Model Compression Model Repair Interpretability
Collapsed attention heads in BLOOM models, caused by ALiBi positional penalties, can be revived through surgical reinitialization and focused retraining rather than being pruned as redundant.
Core Problem
ALiBi positional encoding creates a systematic pathology where 31–44% of attention heads in BLOOM models collapse into 'BOS sinks' (attending solely to the first token) due to steep slope penalties.
Why it matters:
  • Standard compression techniques assume these collapsed heads are redundant and prune them, potentially discarding recoverable model capacity
  • The pathology scales predictably across model sizes (560M to 7.1B), indicating a fundamental architectural flaw in how ALiBi slopes interact with pretraining dynamics
  • Pretrained attention configurations often represent suboptimal local minima rather than necessary functional structures
Concrete Example: In a 16-head BLOOM model, head H15 receives a steep ALiBi slope (approx 0.0039), creating a distance penalty that makes attending to distant tokens energetically unfavorable. Consequently, H15 learns to attend 99% to the Beginning-of-Sequence (BOS) token, becoming functionally inert.
Key Novelty
Surgical Reinitialization and Reoptimization
  • Identifies 'sick' heads using BOS mass and entropy metrics, then resets their weights (Q/K/V) to random initialization while zeroing their output projections to prevent shock
  • Freezes all 'healthy' parameters using gradient masks and trains ONLY the reinitialized heads, allowing them to escape the local minimum without damaging the rest of the model
Evaluation Highlights
  • Recovers 98.7% of operational head capacity in BLOOM-1b7 (increasing healthy heads from 242 to 379 of 384)

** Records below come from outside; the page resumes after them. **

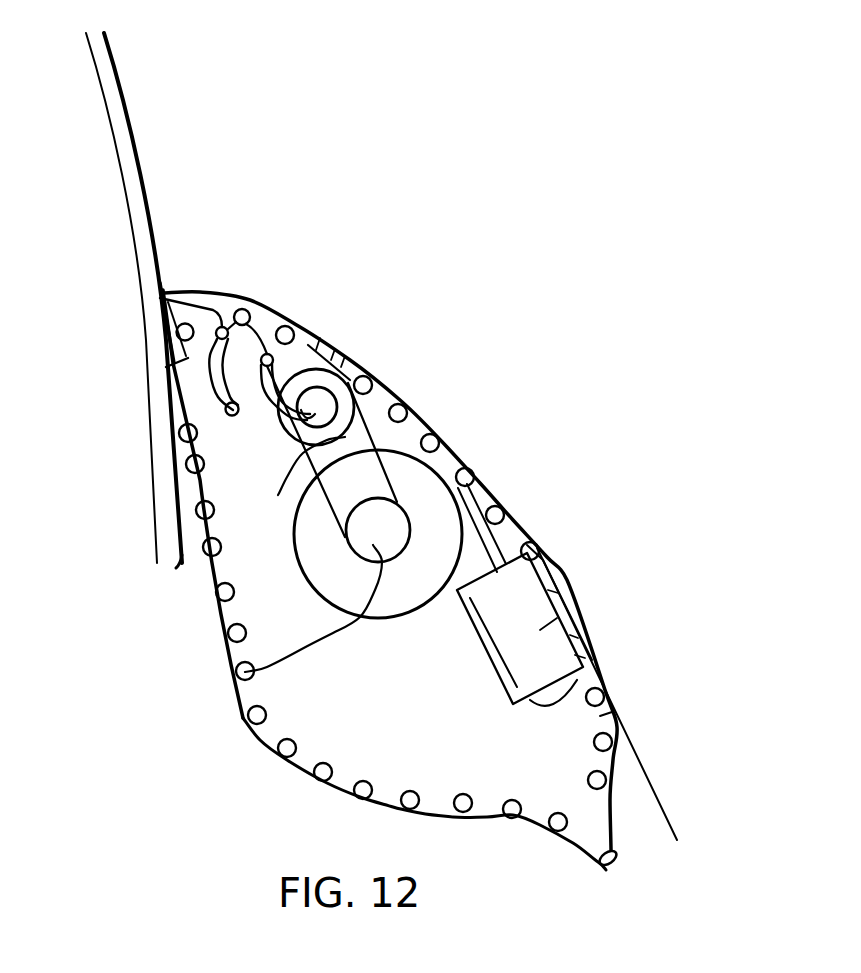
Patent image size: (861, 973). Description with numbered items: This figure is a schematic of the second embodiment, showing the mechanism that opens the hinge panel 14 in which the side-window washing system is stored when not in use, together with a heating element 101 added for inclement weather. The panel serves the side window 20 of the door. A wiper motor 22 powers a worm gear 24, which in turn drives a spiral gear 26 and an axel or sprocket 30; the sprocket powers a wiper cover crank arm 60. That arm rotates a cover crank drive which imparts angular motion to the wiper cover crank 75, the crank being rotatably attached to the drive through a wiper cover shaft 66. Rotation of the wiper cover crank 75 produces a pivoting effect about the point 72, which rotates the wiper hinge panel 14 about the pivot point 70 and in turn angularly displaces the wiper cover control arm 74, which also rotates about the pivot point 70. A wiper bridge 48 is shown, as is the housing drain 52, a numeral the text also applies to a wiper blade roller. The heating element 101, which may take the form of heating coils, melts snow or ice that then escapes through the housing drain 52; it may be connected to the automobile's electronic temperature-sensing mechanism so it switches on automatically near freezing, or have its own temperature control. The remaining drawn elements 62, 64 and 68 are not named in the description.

The hinge panel 14 is at (290, 327).
The side window 20 is at (124, 87).
The wiper motor 22 is at (583, 610).
The worm gear 24 is at (460, 596).
The spiral gear 26 is at (320, 568).
The axel or sprocket 30 is at (243, 718).
The wiper bridge 48 is at (167, 355).
The housing drain 52 is at (186, 326).
The wiper cover crank arm 60 is at (370, 420).
The pin 62 is at (616, 862).
The flange 64 is at (600, 717).
The wiper cover shaft 66 is at (278, 403).
The pivot 68 is at (230, 412).
The pivot point 70 is at (228, 325).
The pivot point 72 is at (318, 330).
The wiper cover control arm 74 is at (218, 383).
The wiper cover crank 75 is at (182, 545).
The heating element 101 is at (205, 511).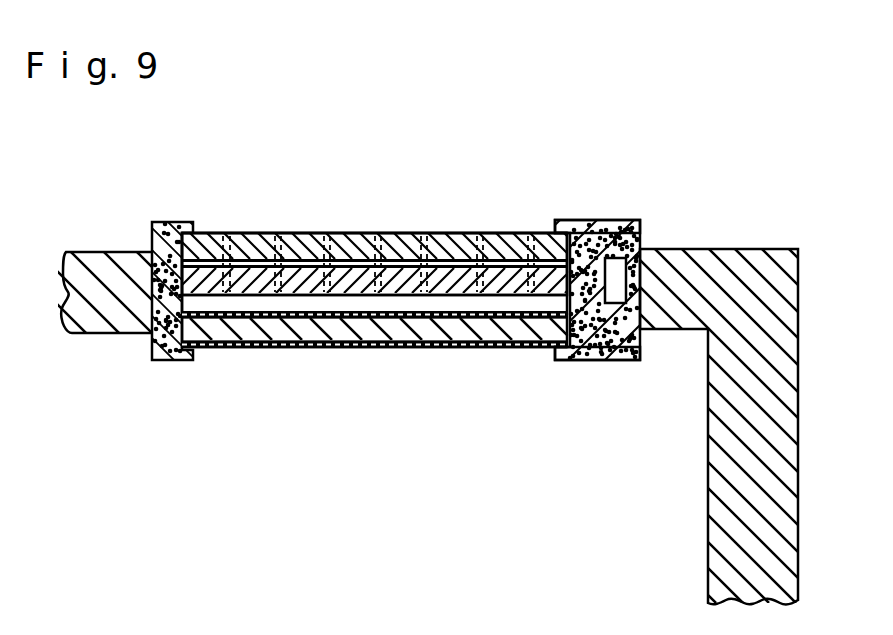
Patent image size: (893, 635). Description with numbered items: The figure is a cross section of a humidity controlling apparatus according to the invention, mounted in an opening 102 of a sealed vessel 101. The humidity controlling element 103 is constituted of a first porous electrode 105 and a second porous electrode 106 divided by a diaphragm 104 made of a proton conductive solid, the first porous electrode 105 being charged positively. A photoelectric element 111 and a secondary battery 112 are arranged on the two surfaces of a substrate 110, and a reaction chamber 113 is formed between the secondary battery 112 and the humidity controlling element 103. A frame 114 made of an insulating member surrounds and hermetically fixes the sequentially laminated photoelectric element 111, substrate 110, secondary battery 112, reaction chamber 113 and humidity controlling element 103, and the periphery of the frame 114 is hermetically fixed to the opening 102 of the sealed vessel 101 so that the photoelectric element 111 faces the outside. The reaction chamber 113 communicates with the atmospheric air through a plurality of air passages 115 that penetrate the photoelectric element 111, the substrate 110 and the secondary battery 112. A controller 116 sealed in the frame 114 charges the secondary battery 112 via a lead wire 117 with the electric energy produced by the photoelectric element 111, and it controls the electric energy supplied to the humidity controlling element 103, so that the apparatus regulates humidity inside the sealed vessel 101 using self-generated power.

  • Surgical model trained on C4 improves validation perplexity on C4 data by 9.6% compared to the stock model (29.30 vs 32.42)
  • Reinitializing healthy heads alongside collapsed ones transiently outperforms the stock model by 25% on training perplexity (12.70 vs 16.99), suggesting pretrained weights are suboptimal
Breakthrough Assessment
8/10
Challenges the dominant 'pruning' paradigm by proving 'dead' heads are repairable and useful. The finding that even healthy heads are in suboptimal local minima is significant for understanding training dynamics.